Percentage IDF change values shown in the detailed chart are summarized in the following table for 5-minute, 10-minute, 15-minute, 30-minute, 1-hour, 2-hour, 6-hour, 12-hour and 24-hour durations, and for 2-year, 5-year, 10-year, 25-year, 50-year, and 100-year return periods.
So what are we to make of this? The media, the insurance industry, and those who are exercising their 'availability' bias instead of looking at storm statistics, have regularly reported that storms are bigger, or more frequent, or both, but the local Ontario data shows the opposite (Northern Ontario will be a different story as AMS trends were up in the north, unlike the south). The Ontario government website is even out of step with the data.

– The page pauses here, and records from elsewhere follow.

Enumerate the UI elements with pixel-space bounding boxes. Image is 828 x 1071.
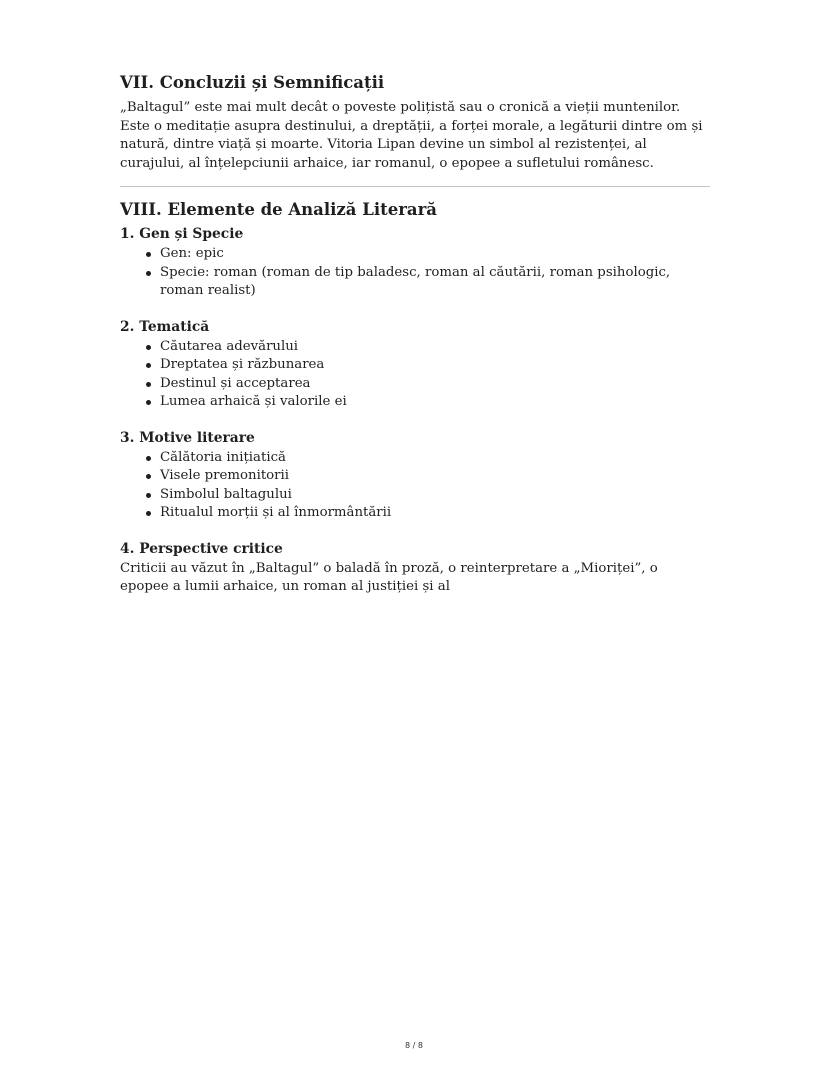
section-literary-analysis xyxy=(120,198,710,597)
section-title-literary-analysis: VIII. Elemente de Analiză Literară xyxy=(120,200,437,219)
list-item: Călătoria inițiatică xyxy=(160,449,710,468)
list-item: Destinul și acceptarea xyxy=(160,375,710,394)
list-item: Specie: roman (roman de tip baladesc, roman al căutării, roman psihologic, roman realist) xyxy=(160,264,710,301)
page-number: 8 / 8 xyxy=(405,1041,423,1050)
list-item: Căutarea adevărului xyxy=(160,338,710,357)
subsection-title-genre: 1. Gen și Specie xyxy=(120,226,244,242)
list-item: Dreptatea și răzbunarea xyxy=(160,356,710,375)
section-title-conclusions: VII. Concluzii și Semnificații xyxy=(120,73,385,92)
genre-list xyxy=(120,245,710,301)
subsection-title-critical-perspectives: 4. Perspective critice xyxy=(120,540,283,557)
section-conclusions xyxy=(120,71,710,173)
list-item: Lumea arhaică și valorile ei xyxy=(160,393,710,412)
motifs-list xyxy=(120,449,710,523)
document-page xyxy=(120,71,710,597)
subsection-title-motifs: 3. Motive literare xyxy=(120,429,255,446)
subsection-genre xyxy=(120,224,710,301)
subsection-themes xyxy=(120,317,710,412)
subsection-title-themes: 2. Tematică xyxy=(120,318,210,335)
themes-list xyxy=(120,338,710,412)
list-item: Visele premonitorii xyxy=(160,467,710,486)
conclusions-paragraph: „Baltagul” este mai mult decât o poveste polițistă sau o cronică a vieții muntenilor. Este o meditație asupra destinului, a dreptății, a forței morale, a legăturii dintre om și natură, dintre viață și moarte. Vitoria Lipan devine un simbol al rezistenței, al curajului, al înțelepciunii arhaice, iar romanul, o epopee a sufletului românesc. xyxy=(120,100,703,171)
subsection-motifs xyxy=(120,428,710,523)
list-item: Simbolul baltagului xyxy=(160,486,710,505)
list-item: Ritualul morții și al înmormântării xyxy=(160,504,710,523)
critical-perspectives-paragraph: Criticii au văzut în „Baltagul” o baladă în proză, o reinterpretare a „Mioriței”, o epopee a lumii arhaice, un roman al justiției și al xyxy=(120,560,658,594)
list-item: Gen: epic xyxy=(160,245,710,264)
subsection-critical-perspectives xyxy=(120,539,710,597)
section-divider xyxy=(120,186,710,187)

The new Progressive Conservative government in Ontario has just renamed the Ministry of Environment and Climate Change the Ministry of the Environment, Conservation and Parks, taking out 'climate change', but the content under it has not been updated.
Specifically, the website indicated (as of July 2, 2018):
i) small frequent storms (2-year, 5-year, 10-year return periods) used to design storm sewers, for example, are consistently smaller now than in the 1990 dataset,
ii) large infrequent storms (25-year, 50-year, 100-year return periods) used to design major drainage systems and infrastructure networks are mixed with some increases and some decreases since 1990 but no appreciable change that would affect design (any changes are less than 1%, which is negligible in engineering design),
ii) there is an overall average decrease in IDF values of 0.2 % across all return periods and durations.

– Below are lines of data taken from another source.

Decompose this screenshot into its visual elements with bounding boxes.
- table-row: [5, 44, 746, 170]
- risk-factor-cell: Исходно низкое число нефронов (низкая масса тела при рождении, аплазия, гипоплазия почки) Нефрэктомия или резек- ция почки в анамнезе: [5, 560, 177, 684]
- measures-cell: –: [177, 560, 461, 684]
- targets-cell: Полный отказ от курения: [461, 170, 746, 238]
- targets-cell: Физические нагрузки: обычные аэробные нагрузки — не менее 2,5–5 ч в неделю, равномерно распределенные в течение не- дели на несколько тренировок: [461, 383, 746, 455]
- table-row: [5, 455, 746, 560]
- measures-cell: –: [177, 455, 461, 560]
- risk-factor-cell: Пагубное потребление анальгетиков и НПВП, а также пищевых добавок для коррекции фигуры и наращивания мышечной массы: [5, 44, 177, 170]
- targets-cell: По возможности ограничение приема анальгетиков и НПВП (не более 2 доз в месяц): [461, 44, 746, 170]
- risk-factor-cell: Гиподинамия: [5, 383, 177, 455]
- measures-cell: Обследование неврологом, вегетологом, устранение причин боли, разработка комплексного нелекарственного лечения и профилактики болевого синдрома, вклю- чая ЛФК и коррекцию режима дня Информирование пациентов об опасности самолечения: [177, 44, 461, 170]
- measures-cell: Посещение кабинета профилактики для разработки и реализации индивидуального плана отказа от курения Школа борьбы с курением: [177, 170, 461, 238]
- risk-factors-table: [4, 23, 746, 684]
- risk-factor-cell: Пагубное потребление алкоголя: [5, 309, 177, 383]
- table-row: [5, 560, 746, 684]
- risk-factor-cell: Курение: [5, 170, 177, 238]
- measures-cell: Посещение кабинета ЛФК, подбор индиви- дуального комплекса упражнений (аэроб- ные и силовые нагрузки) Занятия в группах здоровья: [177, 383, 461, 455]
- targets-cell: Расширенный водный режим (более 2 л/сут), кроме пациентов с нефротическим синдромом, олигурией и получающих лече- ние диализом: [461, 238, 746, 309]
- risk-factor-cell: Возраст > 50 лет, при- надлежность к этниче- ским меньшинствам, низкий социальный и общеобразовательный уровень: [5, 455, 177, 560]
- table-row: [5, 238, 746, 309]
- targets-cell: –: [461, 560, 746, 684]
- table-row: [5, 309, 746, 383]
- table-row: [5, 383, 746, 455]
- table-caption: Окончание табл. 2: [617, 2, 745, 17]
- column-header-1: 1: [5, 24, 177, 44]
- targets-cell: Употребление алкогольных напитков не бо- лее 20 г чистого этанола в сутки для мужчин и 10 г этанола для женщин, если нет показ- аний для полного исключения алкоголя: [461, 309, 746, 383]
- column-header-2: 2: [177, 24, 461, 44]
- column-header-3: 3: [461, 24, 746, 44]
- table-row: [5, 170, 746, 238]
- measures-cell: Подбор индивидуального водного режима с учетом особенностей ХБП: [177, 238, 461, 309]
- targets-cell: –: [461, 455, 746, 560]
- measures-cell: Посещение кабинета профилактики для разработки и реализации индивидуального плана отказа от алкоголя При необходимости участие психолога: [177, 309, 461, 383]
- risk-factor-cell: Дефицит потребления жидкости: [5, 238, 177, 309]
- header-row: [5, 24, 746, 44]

Percentage IDF change values shown in the detailed chart are summarized in the following table for 5-minute, 10-minute, 15-minute, 30-minute, 1-hour, 2-hour, 6-hour, 12-hour and 24-hour durations, and for 2-year, 5-year, 10-year, 25-year, 50-year, and 100-year return periods.
So what are we to make of this? The media, the insurance industry, and those who are exercising their 'availability' bias instead of looking at storm statistics, have regularly reported that storms are bigger, or more frequent, or both, but the local Ontario data shows the opposite (Northern Ontario will be a different story as AMS trends were up in the north, unlike the south). The Ontario government website is even out of step with the data.
The new Progressive Conservative government in Ontario has just renamed the Ministry of Environment and Climate Change the Ministry of the Environment, Conservation and Parks, taking out 'climate change', but the content under it has not been updated.
Ministry of the Environment and Climate Change website links extreme weather with climate change. |
"It damages your property and raises insurance premiums:
- the severe ice storm in December 2013 resulted in $200 million of property damage in OntarioToronto lost an estimated 20% of its tree canopy during the storm
- Intact Financial, one of Canada's largest property insurers, is raising premiums by as much as 15-20% to deal with the added costs of weather-related property damage
- Thunder Bay declared a state of emergency in May 2012 after being hit by a series of thunderstorms, flooding basements of homes and businesses due to overwhelmed sewer and storm water system"
While we cannot comment on ice storms, the official datasets for rain storms show no change, and therefore raised insurance premiums must be due to other factors instead of climate change. Blog readers will point to our review of urbanization, intensification, etc. as a key cause.
KPMG has also commented in "Water Damage Risk and Canadian Property Insurance Pricing" (2014) for the Canadian Institute of Actuaries that prior to 2013, flood insurance pricing was inadequate, so the 15-20% increase by Intact Financial is just catching up to the market pricing for that service. It also reflects the higher value of contents and finishing of basements that are flooded / damaged during extreme weather.